Bambang juga menekankan bahwa pembenahan ini bukan perkara sederhana. 

“Misi besar tadi itu tentu tidak bisa seperti membalikkan telapak tangan tanpa ada dukungan support baik secara kebijakan maupun kondisi anggaran yang memadai. Karena namanya membenahi memperlakukan revitalisasi terhadap kondisi jaringan ini tidak mudah,” tegasnya.

Terkait anggaran, muncul angka Rp48 miliar yang menjadi bahan diskusi untuk mendukung rencana besar ini. 

Meskipun angka tersebut terlihat besar, PDAM menyadari bahwa anggaran daerah juga harus dibagi dengan sektor krusial lainnya seperti kesehatan dan infrastruktur jalan, sehingga pemanfaatan dana harus dilakukan dengan skala prioritas yang realistis.

Bambang memberikan pandangannya mengenai keseimbangan anggaran daerah tersebut. 

“Kita harus realistis juga melihat kondisi daerah, kan tidak hanya soal air bersih menjadi masalah di daerah, kita juga harus berbicara tentang aspek lain. Ada isu tentang kesehatan, tentang infrastruktur jalan,” tuturnya.

Selain memperbaiki jaringan lama, PDAM juga berencana membangun Sistem Penyediaan Air Minum (SPAM) baru serta mengoptimalkan sumber air yang rusak akibat bencana alam di masa lalu. 

Salah satu fokusnya adalah memperbaiki sumber mata air Nyeredep yang menjadi tumpuan wilayah timur seperti Kopang dan Janapria.

“Kita punya Nyeredep, itu dulu salah satu sumber mata airnya PDAM yang dimanfaatkan untuk wilayah timur, tapi pasca gempa konstruksinya tidak bagus lagi karena rusak dan lain sebagainya, ini kan butuh dibenahi. Nah, itu juga butuh anggaran,” Ungkapnya.

PDAM Lombok Tengah menargetkan untuk menjadi BUMD yang sehat dan mampu memberikan kontribusi fiskal bagi Pendapatan Asli Daerah (PAD). 
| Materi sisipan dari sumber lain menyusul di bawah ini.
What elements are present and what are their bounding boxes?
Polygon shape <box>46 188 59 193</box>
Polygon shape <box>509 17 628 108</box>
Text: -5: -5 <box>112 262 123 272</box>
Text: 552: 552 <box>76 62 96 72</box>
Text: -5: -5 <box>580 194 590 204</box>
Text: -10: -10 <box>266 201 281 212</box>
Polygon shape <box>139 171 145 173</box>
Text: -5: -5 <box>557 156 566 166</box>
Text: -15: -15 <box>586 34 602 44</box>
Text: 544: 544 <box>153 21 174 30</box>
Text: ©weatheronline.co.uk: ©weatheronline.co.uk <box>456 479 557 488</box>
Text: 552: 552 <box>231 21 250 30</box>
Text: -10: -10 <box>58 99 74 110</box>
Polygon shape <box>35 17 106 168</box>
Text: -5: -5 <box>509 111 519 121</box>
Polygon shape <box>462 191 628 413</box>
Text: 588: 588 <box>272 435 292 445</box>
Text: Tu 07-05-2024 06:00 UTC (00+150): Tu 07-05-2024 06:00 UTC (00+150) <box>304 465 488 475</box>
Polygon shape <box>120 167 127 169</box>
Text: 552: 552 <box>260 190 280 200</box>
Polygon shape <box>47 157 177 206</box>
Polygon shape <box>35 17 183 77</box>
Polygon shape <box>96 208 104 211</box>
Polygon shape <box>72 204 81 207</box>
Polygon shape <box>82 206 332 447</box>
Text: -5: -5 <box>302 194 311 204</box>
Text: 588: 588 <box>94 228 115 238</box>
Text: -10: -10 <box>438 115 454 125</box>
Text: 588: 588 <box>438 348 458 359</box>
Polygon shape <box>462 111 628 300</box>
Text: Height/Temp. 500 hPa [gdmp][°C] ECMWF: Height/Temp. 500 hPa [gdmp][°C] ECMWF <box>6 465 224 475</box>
Namun, target kontribusi daerah tersebut hanya bisa dicapai apabila pelayanan dasar kepada masyarakat telah maksimal dan berkelanjutan.

Bambang memastikan bahwa proses perbaikan akan terus berjalan secara bertahap. 

“Tentu kami juga melakukan pembenahan ini secara bertahap nanti, baik yang bisa dilakukan secara mandiri oleh keuangan yang diperoleh oleh PDAM maupun lewat suntikan dana,” pungkasnya.